I liked this article so much I've copied it here for posterity.

By Brad Kilburn, Richmond News June 22, 2011

“You’re not a cyclist, you’re a — motorist.”

My friend at work was right. The bottom bracket on my bike had given out, so while it was being repaired, I drove my car to work.

I couldn’t help but laugh at not only the intended irony of the assertion, but also at the way people instinctively categorize each other, and favor those who fall into their own category.

In the late 1960’s, British psychologists, working out of the University of Bristol, divided a group of schoolboys, who all knew each other, into two groups. They asked the boys to give money to each other anonymously, save for their group affiliation.

It turned out that the boys consistently gave more money to their own groups even though these groups that had just been formed, held no meaning. This was an example of “social categorization” and how penalties can be inflicted on a perceived “outside” group.

I believe people who ride bikes hear all kinds of complaints directed towards them simply because of their minority position. Conversely, drivers benefit from a blind eye being applied to them for similar infractions by the simple association of being part of the larger group.

One way in which cyclists are very much different from motorists however, and this may explain some of the empathy gap that exists between them, is that most cyclists are drivers, but relatively few drivers are cyclists. The vast majority of drivers essentially don’t understand what cyclists face on a daily basis; they only understand their own point of view.
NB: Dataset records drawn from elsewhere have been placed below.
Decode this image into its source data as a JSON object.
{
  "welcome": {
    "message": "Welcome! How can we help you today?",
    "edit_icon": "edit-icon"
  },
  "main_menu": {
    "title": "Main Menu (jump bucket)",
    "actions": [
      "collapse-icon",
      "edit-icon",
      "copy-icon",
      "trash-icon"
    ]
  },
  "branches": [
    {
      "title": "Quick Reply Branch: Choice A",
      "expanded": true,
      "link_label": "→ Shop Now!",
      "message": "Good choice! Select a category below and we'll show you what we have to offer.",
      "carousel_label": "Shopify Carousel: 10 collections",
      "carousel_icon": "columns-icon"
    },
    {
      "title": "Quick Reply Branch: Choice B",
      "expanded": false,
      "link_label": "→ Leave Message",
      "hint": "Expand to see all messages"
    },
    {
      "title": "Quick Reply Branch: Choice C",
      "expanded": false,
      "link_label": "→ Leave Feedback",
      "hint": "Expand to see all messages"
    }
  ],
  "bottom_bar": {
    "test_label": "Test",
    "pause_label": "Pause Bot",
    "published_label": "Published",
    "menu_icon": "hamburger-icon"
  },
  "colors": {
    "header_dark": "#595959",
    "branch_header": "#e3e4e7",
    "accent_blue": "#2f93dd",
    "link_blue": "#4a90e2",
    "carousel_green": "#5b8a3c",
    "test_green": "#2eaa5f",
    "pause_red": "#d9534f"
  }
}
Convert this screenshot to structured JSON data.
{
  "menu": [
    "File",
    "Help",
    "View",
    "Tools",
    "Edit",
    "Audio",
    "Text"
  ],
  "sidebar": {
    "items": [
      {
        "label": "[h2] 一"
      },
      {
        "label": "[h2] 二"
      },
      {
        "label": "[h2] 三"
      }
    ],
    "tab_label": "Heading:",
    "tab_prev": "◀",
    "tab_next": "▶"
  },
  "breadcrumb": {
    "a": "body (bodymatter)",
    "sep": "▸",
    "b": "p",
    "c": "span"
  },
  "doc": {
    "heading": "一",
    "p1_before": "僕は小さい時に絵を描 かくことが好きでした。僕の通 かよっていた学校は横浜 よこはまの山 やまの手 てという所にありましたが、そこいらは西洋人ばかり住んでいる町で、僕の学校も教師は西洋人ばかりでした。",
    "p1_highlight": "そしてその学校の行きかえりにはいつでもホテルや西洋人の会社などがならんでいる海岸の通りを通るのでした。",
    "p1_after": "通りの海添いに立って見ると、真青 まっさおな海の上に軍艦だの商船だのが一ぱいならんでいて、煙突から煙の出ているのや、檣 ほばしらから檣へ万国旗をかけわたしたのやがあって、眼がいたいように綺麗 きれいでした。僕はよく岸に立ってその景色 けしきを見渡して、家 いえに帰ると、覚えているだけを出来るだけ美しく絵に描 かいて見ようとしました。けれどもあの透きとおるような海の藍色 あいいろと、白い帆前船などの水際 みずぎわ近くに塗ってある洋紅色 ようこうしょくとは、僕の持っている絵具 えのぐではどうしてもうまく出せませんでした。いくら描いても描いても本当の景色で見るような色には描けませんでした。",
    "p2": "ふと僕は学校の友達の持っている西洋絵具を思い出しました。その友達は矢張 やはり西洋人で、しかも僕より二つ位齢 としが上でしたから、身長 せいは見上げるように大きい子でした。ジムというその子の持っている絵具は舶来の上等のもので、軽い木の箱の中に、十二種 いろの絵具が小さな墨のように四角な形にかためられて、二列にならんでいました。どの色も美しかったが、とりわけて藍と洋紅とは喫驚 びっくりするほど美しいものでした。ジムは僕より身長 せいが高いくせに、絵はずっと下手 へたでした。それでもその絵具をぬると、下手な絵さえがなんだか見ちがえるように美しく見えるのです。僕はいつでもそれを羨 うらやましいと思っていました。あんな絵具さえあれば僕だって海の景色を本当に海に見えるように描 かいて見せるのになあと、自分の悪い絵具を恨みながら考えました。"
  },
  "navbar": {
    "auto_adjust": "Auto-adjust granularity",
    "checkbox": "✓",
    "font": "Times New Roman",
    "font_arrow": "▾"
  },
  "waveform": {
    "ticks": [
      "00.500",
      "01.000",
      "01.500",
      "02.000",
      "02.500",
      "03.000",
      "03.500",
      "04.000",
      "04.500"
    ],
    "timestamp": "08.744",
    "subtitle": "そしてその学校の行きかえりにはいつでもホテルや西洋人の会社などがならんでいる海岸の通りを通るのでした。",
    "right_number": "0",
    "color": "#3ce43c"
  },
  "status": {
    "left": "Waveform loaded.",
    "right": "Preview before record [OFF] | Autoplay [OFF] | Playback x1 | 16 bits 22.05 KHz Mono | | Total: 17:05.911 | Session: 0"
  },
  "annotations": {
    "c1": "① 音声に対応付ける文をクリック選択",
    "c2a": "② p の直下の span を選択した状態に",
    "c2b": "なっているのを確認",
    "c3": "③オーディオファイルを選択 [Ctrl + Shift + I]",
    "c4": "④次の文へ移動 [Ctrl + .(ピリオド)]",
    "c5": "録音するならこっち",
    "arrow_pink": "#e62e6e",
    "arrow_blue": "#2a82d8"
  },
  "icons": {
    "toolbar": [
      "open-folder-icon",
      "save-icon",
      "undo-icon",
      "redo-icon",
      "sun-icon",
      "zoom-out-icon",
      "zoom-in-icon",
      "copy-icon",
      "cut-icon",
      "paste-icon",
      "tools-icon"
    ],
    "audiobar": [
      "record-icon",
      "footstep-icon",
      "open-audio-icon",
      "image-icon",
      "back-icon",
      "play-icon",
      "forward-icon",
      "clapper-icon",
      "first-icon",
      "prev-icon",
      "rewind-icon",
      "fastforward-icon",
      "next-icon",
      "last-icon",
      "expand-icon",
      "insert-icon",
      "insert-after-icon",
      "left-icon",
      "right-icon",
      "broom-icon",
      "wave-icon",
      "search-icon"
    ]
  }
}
Perhaps the best way to improve motorist/cyclist relations is to simply get more people to ride bikes. This is what happens in places like the Netherlands where just about everybody rides a bike. They all understand what it’s like to be in a car and on a bike, so they cooperate with each other. As a result, they have the safest road record in the world.

Riding a bike next to cars once in a while would help a motorist gain some perspective and understanding of a cyclists experience is like just as a cyclists experience driving cars does.

We’re all in the same boat using the same roads; we should be working together instead of driving wedges between ourselves. Being both a cyclist and a motorist is a good thing, if what we want are safer roads.